Townley D J, Avery B J, Rosen B, Skarnes W C
Biotechnology and Biological Sciences Research Council (BBSRC), University of Edinburgh, UK.
Genome Res. 1997 Mar;7(3):293-8. doi: 10.1101/gr.7.3.293.
Gene trapping in murine embryonic stem cells is a proven method for the simultaneous identification and mutation of genes in the mouse. Gene trap vectors are designed to detect insertions within genes through the production of a fusion mRNA transcript, making the identification of the endogenous gene possible by 5' rapid amplification of cDNA ends (RACE). Although the amplification of specific cDNAs can be achieved rapidly, cloning and screening of informative-sized cDNAs has proven to be time consuming. To eliminate the need for cloning, we have developed a method for solid-phase sequencing of 5' RACE products. More than 150 independent gene trap cell lines were analyzed, and sequence information was obtained for every line successfully amplified by RACE. With the vector used in this study, 40% of the cell lines were found to contain properly spliced gene trap events. The remaining lines were either spliced inefficiently or contained deletions of the vector. These results highlight the advantage of sequencing gene trap integrations before further characterization. This work now paves the way for large-scale gene trap screens in mice and should greatly accelerate the functional analysis of the mammalian genome.
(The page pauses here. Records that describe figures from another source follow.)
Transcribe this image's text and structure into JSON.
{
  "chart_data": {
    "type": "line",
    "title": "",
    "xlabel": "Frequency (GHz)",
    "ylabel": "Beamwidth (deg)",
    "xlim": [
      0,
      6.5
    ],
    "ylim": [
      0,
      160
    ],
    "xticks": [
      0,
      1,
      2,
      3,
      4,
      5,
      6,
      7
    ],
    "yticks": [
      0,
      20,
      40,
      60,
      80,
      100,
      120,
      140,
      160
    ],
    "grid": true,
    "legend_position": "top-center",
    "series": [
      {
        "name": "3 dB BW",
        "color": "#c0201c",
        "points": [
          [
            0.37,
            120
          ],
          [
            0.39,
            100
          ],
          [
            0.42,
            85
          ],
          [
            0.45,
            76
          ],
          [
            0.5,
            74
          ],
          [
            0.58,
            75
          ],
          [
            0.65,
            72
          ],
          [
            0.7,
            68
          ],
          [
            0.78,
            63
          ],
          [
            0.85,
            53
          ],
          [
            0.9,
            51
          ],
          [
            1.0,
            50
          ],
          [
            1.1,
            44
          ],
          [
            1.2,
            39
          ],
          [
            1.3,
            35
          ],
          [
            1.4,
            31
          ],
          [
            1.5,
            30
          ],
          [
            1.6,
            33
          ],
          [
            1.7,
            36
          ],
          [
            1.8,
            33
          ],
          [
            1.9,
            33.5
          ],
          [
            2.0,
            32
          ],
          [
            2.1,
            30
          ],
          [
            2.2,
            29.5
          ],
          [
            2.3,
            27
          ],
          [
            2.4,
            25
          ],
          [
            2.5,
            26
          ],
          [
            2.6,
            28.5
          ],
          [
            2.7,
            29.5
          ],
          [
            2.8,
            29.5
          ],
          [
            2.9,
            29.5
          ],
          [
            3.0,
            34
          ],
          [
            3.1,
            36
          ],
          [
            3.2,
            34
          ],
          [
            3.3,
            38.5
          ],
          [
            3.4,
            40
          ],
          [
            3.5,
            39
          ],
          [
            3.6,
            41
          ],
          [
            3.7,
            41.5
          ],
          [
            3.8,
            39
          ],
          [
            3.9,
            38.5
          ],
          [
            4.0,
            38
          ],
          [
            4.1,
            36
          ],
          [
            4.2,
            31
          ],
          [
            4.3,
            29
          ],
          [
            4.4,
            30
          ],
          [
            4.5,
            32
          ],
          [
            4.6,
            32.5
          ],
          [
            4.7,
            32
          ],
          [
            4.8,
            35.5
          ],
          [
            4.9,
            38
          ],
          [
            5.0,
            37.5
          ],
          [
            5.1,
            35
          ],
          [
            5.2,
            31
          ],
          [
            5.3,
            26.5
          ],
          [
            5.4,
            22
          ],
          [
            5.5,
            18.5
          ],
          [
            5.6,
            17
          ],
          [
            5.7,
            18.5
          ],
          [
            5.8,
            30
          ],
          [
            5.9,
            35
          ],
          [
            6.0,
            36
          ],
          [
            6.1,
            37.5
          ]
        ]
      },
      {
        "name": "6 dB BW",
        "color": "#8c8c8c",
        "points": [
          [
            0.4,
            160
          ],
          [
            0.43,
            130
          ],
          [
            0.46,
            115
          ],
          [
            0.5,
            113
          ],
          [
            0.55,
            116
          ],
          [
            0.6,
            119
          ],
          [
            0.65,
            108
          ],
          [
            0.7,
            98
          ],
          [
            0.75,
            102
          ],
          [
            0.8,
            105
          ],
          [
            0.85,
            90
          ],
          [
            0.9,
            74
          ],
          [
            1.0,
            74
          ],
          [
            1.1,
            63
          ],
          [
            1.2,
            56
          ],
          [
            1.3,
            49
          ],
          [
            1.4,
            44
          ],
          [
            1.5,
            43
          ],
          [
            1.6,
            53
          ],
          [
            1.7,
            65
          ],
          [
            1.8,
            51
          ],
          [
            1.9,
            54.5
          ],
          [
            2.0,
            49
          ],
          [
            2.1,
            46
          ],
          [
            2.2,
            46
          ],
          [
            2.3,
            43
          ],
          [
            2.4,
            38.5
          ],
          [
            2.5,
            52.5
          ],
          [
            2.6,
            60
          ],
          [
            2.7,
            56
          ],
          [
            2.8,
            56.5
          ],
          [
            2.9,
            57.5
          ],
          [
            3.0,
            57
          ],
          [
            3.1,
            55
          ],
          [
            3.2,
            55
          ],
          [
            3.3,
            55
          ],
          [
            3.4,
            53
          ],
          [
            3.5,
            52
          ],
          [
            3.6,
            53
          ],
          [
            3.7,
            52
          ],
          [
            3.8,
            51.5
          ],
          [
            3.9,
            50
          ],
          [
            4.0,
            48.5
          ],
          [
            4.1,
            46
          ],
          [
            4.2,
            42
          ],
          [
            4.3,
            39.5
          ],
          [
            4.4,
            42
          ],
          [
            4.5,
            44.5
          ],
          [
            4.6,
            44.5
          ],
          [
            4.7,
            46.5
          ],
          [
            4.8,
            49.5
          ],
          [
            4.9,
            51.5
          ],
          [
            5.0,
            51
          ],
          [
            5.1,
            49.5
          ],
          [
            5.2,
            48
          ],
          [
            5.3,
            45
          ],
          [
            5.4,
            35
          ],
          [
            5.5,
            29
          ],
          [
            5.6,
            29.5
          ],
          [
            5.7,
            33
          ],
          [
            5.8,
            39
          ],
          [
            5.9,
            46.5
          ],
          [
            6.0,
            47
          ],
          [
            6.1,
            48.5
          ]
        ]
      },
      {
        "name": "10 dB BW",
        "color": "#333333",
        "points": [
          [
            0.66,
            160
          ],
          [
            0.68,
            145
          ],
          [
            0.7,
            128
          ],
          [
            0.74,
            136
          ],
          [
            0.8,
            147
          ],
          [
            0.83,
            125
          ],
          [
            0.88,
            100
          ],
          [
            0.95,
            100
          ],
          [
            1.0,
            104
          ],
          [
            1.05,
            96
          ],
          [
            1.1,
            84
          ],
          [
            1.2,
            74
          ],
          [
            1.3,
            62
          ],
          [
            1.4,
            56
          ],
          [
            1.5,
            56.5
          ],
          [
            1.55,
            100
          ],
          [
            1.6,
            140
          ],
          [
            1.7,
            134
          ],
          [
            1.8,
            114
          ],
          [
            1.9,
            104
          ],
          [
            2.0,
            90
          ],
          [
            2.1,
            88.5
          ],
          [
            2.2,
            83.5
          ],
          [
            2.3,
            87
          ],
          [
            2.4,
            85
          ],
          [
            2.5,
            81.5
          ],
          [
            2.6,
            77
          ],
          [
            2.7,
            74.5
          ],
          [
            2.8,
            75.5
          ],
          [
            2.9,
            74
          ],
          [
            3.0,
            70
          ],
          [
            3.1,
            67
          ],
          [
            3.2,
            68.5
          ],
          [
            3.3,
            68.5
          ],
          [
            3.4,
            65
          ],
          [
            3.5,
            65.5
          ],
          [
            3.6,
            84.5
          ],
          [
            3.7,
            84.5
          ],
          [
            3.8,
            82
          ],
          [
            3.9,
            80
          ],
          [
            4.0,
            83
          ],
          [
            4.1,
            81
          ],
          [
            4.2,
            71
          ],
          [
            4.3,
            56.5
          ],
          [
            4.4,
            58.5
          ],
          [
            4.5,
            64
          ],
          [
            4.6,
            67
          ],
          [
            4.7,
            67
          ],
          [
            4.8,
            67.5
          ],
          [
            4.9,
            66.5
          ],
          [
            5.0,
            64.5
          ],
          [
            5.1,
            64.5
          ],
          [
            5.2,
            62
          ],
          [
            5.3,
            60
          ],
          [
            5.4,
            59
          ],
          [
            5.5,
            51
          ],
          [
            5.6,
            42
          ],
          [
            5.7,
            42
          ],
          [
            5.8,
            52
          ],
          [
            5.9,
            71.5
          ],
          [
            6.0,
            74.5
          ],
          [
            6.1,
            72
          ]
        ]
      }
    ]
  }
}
在小鼠胚胎干细胞中进行基因捕获是一种已被证实的在小鼠体内同时鉴定基因和使其发生突变的方法。基因捕获载体旨在通过产生融合mRNA转录本检测基因内部的插入情况,从而通过5' cDNA末端快速扩增(RACE)实现对内源基因的鉴定。尽管可以快速实现特定cDNA的扩增,但事实证明,对信息量大的cDNA进行克隆和筛选非常耗时。为了无需进行克隆,我们开发了一种对5' RACE产物进行固相测序的方法。分析了150多个独立的基因捕获细胞系,并获得了通过RACE成功扩增的每个细胞系的序列信息。使用本研究中所用的载体,发现40%的细胞系含有正确剪接的基因捕获事件。其余细胞系要么剪接效率低下,要么含有载体缺失。这些结果突出了在进一步表征之前对基因捕获整合进行测序的优势。这项工作现在为小鼠大规模基因捕获筛选铺平了道路,并应极大地加速哺乳动物基因组的功能分析。